A couple of weeks ago, my Princeton family had a beautiful celebration for me in honor of my graduation from seminary. They had framed pictures of some of my favorite artists, mentors, and writers, women like bell hooks, Zora Neale Hurston, Alice Walker, and Darla Johnson (my mama). Among these mothers of mine were, of course, Maya Angelou. The picture that they framed of her was a younger picture of her dressed in black and holding a white orchid flower in her right hand. Her eyes are half closed and it looks like the picture was taken mid-laugh. I found out that Mama Angelou had passed when I logged onto my Gmail account last Wednesday morning. I had just arrived to the office that I’m working at this summer, when I opened the Washington Post email and read the bolded headline—“News Alert: Maya Angelou dies at 86.” I sat with this news for about a minute before I headed to the restroom to have a moment to cry. I felt hollow inside, like a piece of me was gone. I immediately thought of Easter Sunday 1996, a day I remember very little about except for the fact that that was the day that my mother gave me I Know Why the Caged Bird Sings. I remember reading the first few pages of that book and hating it. The opening chapter describes an adolescent Maya Angelou going on and on about this lavender taffeta dress she dreamt of wearing on Easter Sunday and how she was disappointed that she had to wear an old, tattered, purple dress instead. I was 8 years old at the time. I didn’t know who Maya Angelou was and I definitely didn’t know what words like ‘taffeta’ even meant, so I stuffed the book into the abyss that was under my bed and forgot about it. When I was 15 years old, I decided to give Caged another try. As I was working through my own questions and struggles with identity and figuring out what it meant to walk through the world as a black girl, her words made me feel seen at a time where I felt like no one saw me. When I read And Still I Rise and Wouldn’t Take Nothing for My Journey Now as an adult, I internalized her every word and allowed them to liberate me to life.
The other day, I was sitting on couch with two dear friends and we were talking about what it meant to construct a new world—a new kind of way of living—when there is no precedent for it yet. Or as bell hooks likes to phrase it: what does it mean to live in a world that isn’t ready for you yet?

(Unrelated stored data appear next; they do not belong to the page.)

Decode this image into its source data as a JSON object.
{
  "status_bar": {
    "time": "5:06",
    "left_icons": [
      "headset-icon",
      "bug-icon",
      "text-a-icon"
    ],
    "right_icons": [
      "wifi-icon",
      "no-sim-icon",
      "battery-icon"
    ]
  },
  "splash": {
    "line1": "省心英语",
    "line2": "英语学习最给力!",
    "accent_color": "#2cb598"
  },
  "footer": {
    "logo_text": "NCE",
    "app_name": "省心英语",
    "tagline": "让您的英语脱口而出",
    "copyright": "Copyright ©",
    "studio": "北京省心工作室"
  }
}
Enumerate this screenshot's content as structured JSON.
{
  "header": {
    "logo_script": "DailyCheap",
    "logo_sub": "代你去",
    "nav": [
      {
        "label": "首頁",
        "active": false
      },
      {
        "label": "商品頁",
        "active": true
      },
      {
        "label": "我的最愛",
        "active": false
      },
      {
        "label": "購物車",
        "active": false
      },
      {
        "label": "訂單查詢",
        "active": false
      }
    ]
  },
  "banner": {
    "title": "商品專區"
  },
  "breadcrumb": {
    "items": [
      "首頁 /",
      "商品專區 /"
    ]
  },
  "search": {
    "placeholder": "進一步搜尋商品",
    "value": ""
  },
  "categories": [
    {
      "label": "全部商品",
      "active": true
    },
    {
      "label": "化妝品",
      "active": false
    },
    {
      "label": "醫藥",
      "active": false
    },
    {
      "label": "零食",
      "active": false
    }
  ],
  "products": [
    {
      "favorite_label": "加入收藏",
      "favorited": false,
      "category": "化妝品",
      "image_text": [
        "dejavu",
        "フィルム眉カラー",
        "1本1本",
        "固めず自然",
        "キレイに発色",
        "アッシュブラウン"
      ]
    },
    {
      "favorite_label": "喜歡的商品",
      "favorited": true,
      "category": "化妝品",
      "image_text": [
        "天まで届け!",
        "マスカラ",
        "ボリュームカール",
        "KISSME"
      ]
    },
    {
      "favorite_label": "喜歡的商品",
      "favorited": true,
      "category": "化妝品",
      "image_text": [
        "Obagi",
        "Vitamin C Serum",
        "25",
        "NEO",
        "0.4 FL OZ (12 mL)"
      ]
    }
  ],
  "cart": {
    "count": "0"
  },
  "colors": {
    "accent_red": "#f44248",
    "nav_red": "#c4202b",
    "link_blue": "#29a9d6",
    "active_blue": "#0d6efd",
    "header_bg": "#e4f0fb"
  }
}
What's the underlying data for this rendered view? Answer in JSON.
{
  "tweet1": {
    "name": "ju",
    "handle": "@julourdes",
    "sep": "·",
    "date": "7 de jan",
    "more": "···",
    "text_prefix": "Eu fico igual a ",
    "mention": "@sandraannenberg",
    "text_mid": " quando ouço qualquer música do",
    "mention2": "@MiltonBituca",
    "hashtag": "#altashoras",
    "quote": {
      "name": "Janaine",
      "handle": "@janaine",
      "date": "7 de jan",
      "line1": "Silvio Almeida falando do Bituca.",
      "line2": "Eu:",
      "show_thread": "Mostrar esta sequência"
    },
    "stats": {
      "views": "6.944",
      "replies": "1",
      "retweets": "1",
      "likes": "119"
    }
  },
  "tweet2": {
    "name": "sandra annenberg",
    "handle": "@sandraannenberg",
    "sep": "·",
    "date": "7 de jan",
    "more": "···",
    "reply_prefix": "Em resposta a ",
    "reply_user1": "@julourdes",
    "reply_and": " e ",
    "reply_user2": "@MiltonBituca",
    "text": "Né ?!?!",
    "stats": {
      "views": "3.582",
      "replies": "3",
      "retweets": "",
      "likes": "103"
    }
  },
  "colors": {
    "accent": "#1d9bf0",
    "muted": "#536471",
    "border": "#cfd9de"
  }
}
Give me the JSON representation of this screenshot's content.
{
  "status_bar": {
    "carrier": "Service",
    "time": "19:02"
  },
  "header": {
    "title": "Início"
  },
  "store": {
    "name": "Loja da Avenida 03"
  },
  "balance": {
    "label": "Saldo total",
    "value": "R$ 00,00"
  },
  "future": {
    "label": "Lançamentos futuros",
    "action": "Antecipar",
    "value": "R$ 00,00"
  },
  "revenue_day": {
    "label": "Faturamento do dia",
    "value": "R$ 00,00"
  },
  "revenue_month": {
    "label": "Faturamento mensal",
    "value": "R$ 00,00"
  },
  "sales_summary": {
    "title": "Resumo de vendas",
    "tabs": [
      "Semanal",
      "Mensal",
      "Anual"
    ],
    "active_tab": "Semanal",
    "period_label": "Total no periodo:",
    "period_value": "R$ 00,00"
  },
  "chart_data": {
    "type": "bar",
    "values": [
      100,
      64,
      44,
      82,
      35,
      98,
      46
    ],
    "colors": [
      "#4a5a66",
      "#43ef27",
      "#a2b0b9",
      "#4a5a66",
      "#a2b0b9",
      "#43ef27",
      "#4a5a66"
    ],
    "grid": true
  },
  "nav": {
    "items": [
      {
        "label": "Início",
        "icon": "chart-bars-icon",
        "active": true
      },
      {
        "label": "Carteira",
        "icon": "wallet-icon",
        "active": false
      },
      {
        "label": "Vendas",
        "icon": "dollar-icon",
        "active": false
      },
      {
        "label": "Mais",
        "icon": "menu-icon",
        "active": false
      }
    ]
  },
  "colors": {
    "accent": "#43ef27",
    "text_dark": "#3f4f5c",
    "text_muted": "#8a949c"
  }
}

For me, this is what Mama Angelou’s writing and legacy is all about. Before she was Maya Angelou, she was Marguerite Johnson; before she was a famous writer and poet laureate, she was a sex worker; before she was a writer, she was silenced; before she liberated other girls and women like me, she herself was liberated.She didn’t just teach me how to live fiercely, she modeled it, too. In my own journey of self-discovery and re-imagination of who I am and who I desire to be, she showed me that my entire self—my intellect, my heart, my kinky hair, my curvy hips, my truth, and my questions—deserved to unapologetically take up space in this world. She taught me that the world is in need of my voice.
I miss her—as do many—and if I am honest, I’m still trying to figure out what it means to live and breathe in a world where people like Maya Angelou are no longer living or breathing. All I know right now is that it’s vital that we do not passively witness her death. I believe we must actively celebrate her life by continuing to create new worlds out of the worlds that elders like her have created for us. She gave us her whole self; now we have the honor of going and dong the same.